"Arumi," panggil Bu Retno
"Ya Bu ada apa?"
"Tadi nyonya Nita kesini,"
"Ada apa Tante Nita kesini Bu,"
"Apa benar kamu akan menikah dengan anak nya nyonya Nita,kenapa kamu tak memberi tahu ibu," kata Bu Retno yang sedikit kecewa
"Maaf Bu, Arumi mau memberitahu ibu malam ini tapi malah ibu sudah tahu dari Tante Nita,"

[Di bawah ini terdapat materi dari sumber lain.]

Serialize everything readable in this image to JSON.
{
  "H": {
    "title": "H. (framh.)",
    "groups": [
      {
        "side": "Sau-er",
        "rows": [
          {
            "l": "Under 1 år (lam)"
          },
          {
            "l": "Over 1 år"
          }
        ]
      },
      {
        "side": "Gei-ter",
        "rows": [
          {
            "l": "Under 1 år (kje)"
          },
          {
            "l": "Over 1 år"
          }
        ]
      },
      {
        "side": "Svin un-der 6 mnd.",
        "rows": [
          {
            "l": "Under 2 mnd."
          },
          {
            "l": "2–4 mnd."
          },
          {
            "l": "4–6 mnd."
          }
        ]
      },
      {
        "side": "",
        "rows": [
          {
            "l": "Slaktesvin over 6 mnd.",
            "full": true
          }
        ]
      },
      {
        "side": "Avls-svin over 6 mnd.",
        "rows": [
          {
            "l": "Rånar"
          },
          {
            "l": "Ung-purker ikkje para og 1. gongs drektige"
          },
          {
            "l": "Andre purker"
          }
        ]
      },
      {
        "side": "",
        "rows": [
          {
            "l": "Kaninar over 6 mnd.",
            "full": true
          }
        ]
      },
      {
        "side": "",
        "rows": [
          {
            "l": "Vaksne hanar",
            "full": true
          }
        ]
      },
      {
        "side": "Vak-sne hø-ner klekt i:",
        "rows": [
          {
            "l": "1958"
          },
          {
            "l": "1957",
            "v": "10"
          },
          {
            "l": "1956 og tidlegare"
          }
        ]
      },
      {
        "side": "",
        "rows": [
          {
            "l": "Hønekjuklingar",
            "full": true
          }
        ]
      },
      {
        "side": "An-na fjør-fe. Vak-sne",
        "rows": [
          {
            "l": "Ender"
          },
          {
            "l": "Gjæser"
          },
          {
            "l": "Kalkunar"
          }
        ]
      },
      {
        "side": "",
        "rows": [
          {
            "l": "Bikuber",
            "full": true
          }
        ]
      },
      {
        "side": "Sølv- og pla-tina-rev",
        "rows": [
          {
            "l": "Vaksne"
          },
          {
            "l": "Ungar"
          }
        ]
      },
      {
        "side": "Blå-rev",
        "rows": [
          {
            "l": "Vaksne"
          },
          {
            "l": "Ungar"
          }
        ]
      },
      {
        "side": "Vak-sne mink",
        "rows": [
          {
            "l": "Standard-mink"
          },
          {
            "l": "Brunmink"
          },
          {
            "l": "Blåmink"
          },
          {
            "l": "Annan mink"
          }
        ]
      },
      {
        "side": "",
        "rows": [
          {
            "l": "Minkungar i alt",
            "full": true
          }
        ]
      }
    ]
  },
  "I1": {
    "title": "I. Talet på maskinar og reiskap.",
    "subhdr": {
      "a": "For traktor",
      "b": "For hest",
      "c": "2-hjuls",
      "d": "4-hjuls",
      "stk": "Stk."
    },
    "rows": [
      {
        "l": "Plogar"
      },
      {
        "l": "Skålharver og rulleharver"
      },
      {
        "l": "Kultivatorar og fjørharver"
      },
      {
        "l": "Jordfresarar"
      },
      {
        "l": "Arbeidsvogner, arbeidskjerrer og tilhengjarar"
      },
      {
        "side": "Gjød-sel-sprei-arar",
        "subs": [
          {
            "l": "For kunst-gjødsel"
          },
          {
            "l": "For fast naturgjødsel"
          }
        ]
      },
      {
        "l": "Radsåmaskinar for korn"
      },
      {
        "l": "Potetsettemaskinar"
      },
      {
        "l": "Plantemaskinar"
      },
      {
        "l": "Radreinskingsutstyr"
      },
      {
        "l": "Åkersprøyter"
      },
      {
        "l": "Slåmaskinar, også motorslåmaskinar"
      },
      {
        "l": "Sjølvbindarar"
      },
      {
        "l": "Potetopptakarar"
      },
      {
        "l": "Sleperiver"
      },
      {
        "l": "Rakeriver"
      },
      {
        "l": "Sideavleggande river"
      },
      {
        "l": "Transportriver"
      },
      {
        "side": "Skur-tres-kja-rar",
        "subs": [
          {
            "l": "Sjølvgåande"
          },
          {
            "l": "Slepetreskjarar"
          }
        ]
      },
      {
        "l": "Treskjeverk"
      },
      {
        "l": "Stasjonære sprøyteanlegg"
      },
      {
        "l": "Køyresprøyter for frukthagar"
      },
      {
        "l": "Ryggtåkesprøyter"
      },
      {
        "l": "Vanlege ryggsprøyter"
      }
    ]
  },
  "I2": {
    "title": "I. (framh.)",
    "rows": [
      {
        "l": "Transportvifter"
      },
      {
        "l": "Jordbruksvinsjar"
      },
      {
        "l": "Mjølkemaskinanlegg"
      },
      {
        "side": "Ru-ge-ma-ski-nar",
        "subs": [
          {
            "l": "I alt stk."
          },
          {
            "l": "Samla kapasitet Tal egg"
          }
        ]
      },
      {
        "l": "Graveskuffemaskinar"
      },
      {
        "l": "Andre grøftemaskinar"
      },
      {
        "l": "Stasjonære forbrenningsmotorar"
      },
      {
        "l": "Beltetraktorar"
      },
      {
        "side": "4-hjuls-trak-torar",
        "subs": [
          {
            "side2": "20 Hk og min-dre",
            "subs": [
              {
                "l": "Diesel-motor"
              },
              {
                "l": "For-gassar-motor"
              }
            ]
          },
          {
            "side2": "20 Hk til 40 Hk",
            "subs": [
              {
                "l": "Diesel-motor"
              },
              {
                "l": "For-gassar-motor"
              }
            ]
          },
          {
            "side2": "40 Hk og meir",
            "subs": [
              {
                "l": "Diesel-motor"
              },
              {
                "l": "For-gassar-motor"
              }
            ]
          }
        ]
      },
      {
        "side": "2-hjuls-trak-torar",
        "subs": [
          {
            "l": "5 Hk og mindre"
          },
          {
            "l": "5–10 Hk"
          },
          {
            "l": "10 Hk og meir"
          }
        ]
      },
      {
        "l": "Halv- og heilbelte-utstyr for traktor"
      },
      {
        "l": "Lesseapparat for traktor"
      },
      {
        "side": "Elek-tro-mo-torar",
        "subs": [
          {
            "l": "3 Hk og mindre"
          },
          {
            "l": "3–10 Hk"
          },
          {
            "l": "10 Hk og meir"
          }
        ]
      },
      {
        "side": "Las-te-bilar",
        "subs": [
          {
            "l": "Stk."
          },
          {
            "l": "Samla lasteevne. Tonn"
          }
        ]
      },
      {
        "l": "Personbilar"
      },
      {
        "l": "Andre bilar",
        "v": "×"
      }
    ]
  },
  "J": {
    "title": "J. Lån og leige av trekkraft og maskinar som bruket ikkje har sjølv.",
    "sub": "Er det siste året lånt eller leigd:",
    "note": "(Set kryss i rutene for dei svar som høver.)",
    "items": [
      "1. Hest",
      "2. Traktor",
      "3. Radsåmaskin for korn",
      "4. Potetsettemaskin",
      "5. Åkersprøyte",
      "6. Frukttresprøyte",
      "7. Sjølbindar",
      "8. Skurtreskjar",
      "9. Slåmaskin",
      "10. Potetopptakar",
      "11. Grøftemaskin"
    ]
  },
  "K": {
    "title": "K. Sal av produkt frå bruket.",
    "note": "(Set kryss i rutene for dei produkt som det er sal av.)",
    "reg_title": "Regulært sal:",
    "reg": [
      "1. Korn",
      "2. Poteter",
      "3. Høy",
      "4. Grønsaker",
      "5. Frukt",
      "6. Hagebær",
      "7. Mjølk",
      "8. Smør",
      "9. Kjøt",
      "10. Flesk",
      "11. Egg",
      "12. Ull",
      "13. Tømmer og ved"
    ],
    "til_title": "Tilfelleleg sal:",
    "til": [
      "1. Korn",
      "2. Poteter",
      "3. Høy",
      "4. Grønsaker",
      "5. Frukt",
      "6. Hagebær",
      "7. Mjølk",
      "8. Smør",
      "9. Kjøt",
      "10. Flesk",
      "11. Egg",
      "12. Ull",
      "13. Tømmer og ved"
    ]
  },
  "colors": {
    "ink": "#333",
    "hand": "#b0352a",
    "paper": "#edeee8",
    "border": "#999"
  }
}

"Kenapa ga dari kemarin bilang sama ibu,apa kamu tak menganggap ibu mu,"
"Bu bukan begitu Bu,hanya saja waktu itu Arumi takut ibu tidak setuju,"
Bu Retno tarik nafas dengan jawaban Arumi
"Apa ini karena ibu,kamu dipaksa menikah,"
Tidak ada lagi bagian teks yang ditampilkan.